Andati a vuoto gli appelli al senso di responsabilità collettiva, ora la Regione ha deciso di mostrare la dura realtà per quella che è, senza filtri. Compresi i 3055 nuovi ricoveri (2716 in area medica e 339 in Terapia intensiva), che superano di gran lunga il picco dei 2400 registrato a fine marzo. E gli ulteriori 78 morti, per un triste computo complessivo di 4194. «Speriamo di essere nella parte alta della curva, per poi iniziare la discesa — osserva Zaia —. E in effetti un timido decremento di casi inizia a emergere in tutte le province, eccezion fatta per Venezia. Ma non possiamo tranquillizzare nessuno, perché restiamo la regione con l’Rt, cioè l’indice di trasmissione del virus, più alto: 1,13». «Stabilmente sopra soglia», lo definisce l’ultimo rapporto dell’Istituto superiore di Sanità, che indica in 4247 i nuovi focolai nel Veneto, nel 30,1% il tasso di occupazione delle Terapie intensive (raggiunta la soglia di guardia) e nel 42% quello di Malattie infettive e Pneumologie (superato il livello d’allarme del 40%). E’ positivo il 44% dei tamponi, mentre il contact tracing riesce a risalire al 92,3% dei contatti stretti dei contagiati. Ma l’incidenza a sette giorni è volata a 401.47 casi per 100mila abitanti, contro la media nazionale di 245.46: è la seconda più alta d’Italia, dopo il 437.34 di Bolzano. Per di più duemila sanitari si sono infettati. «Il problema è quando ce ne sono più di due nello stesso reparto», spiega Rosi.
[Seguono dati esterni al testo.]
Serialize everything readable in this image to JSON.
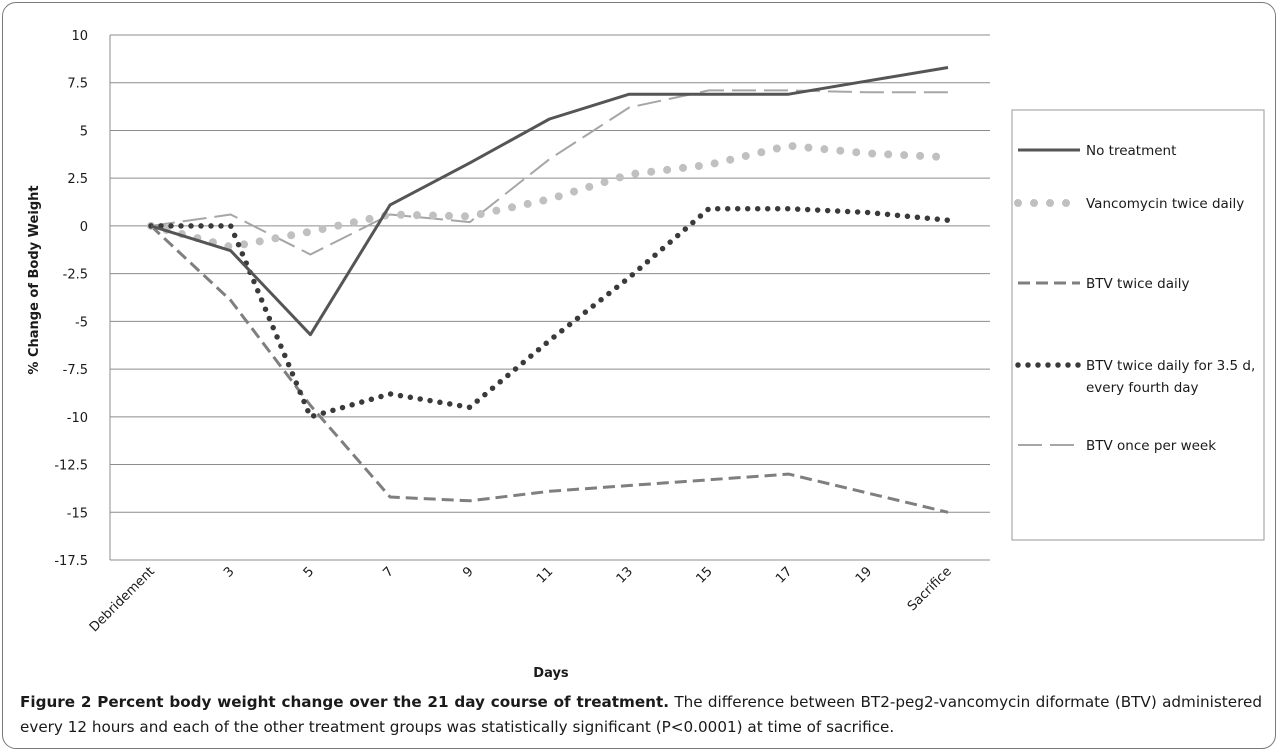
{
  "chart_data": {
    "type": "line",
    "xlabel": "Days",
    "ylabel": "% Change of Body Weight",
    "categories": [
      "Debridement",
      "3",
      "5",
      "7",
      "9",
      "11",
      "13",
      "15",
      "17",
      "19",
      "Sacrifice"
    ],
    "ylim": [
      -17.5,
      10
    ],
    "yticks": [
      10,
      7.5,
      5,
      2.5,
      0,
      -2.5,
      -5,
      -7.5,
      -10,
      -12.5,
      -15,
      -17.5
    ],
    "ytick_labels": [
      "10",
      "7.5",
      "5",
      "2.5",
      "0",
      "-2.5",
      "-5",
      "-7.5",
      "-10",
      "-12.5",
      "-15",
      "-17.5"
    ],
    "grid": true,
    "legend_position": "right",
    "series": [
      {
        "name": "No treatment",
        "style": "solid",
        "color": "#555555",
        "values": [
          0,
          -1.3,
          -5.7,
          1.1,
          3.3,
          5.6,
          6.9,
          6.9,
          6.9,
          7.6,
          8.3
        ]
      },
      {
        "name": "Vancomycin twice daily",
        "style": "dotted-large",
        "color": "#c0c0c0",
        "values": [
          0,
          -1.1,
          -0.3,
          0.6,
          0.5,
          1.4,
          2.7,
          3.2,
          4.2,
          3.8,
          3.6
        ]
      },
      {
        "name": "BTV twice daily",
        "style": "dashed",
        "color": "#7f7f7f",
        "values": [
          0,
          -3.9,
          -9.4,
          -14.2,
          -14.4,
          -13.9,
          -13.6,
          -13.3,
          -13.0,
          -14.0,
          -15.0
        ]
      },
      {
        "name": "BTV twice daily for 3.5 d,\nevery fourth day",
        "style": "dotted",
        "color": "#3a3a3a",
        "values": [
          0,
          0,
          -10.0,
          -8.8,
          -9.5,
          -6.0,
          -2.7,
          0.9,
          0.9,
          0.7,
          0.3
        ]
      },
      {
        "name": "BTV once per week",
        "style": "longdash",
        "color": "#a6a6a6",
        "values": [
          0,
          0.6,
          -1.5,
          0.6,
          0.2,
          3.5,
          6.2,
          7.1,
          7.1,
          7.0,
          7.0
        ]
      }
    ]
  },
  "caption": {
    "label": "Figure 2 Percent body weight change over the 21 day course of treatment.",
    "text": "The difference between BT2-peg2-vancomycin diformate (BTV) administered every 12 hours and each of the other treatment groups was statistically significant (P<0.0001) at time of sacrifice."
  }
}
«Siamo fortemente preoccupati — confessa il governatore — la pressione si sente, soprattutto sugli ospedali, e ne potremo venire fuori solo con l’aiuto di tutti. Non vorrei che la permanenza in area di rischio gialla da quattro settimane ci avesse paradossalmente penalizzati, diventando l’alibi di chi continua ad alimentare gli assembramenti. Spero che il Natale ci porti in regalo la discesa della curva del contagio». Nello stesso tempo si lavora alla massiccia campagna vaccinale che a fine gennaio riguarderà i primi 109.639 veneti, dato aggiornato rispetto agli iniziali 107.003. Si tratta di personale sanitario, operatori e degenti delle case di riposo, dipendenti e ospiti dei Centri per minori, disabili, tossicodipendenti e pazienti psichiatrici. Se poi si aggiungono tecnici e amministrativi delle Usl, il totale sale a 151.947. La Regione ha comprato una decina di frigo per la conservazione del vaccino Pfizer a -75 gradi. Mission: immunizzare il 70% della popolazione.